Seattle-based Manson Construction Co. was responsible for final design, demolition, construction and fabrication of ferry terminal components. The firm Jacobs served as WETA’s construction manager, working with the City of Alameda to ensure project delivery. 

“This much-needed terminal refurbishment in Alameda improves the passenger experience, as well as safety and resilience for our skilled mariners,” WETA Board Chair Jim Wunderman said. “It also shows our continued investment in Alameda, a bedrock ferry community.” 

The project was funded with Federal Transit Administration (FTA) grants and Alameda County transportation sales tax revenues. 

It was finished weeks after WETA was awarded a $16 million grant from the Federal Transit Administration (FTA) to charge up its Rapid Electric Emission-Free (REEF) Ferry Program, a transformative suite of projects to transition its fleet to zero-emission propulsion technology. 

The grant is funding the electrification of four ferry floats at the Alameda Seaplane, Downtown San Francisco and Main Street Alameda ferry terminals. The float electrification project involves structural modification to the passenger floats, procurement and installation of battery banks, grid connections and installation of vessel charging equipment. 

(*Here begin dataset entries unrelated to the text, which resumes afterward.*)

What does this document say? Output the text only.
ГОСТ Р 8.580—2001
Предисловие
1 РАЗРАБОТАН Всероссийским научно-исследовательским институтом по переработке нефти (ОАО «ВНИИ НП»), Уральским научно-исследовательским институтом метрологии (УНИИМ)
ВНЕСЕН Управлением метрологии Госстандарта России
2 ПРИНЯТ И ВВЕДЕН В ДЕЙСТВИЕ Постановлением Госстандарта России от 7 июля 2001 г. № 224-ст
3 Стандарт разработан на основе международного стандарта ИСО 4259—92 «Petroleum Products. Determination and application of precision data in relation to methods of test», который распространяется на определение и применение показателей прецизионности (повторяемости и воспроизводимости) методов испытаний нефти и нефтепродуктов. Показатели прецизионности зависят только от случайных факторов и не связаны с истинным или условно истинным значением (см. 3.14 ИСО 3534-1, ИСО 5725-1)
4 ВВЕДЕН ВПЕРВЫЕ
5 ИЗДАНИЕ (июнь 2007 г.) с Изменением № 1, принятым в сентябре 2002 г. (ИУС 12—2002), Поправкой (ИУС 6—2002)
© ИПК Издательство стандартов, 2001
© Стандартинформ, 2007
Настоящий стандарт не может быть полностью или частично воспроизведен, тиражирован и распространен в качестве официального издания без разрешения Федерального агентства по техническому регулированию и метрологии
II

“We’re entering a second golden age of ferries here in the Bay Area, and I’m proud that WETA is leading the global effort to decarbonize the industry,” WETA Board of Directors Vice Chair Monique Moyer said in November. “(T)his grant is transformative for our local efforts to reduce pollution while providing an amazing transit experience.” 

WETA has selected Finnish company Wärtsilä, which manufactures and services power sources and other equipment in the marine and energy markets, as its electrification systems integrator for the REEF Ferry Program. 

Seattle-based Elliott Bay Design Group has been selected as the design and construction management firm for a set of new 300-passenger battery-electric vessels. Aurora Marine Design, based in San Diego, is filling that role for a class of smaller battery-electric vessels to serve the San Francisco waterfront, as well as consult on the overall zero-emission system architecture.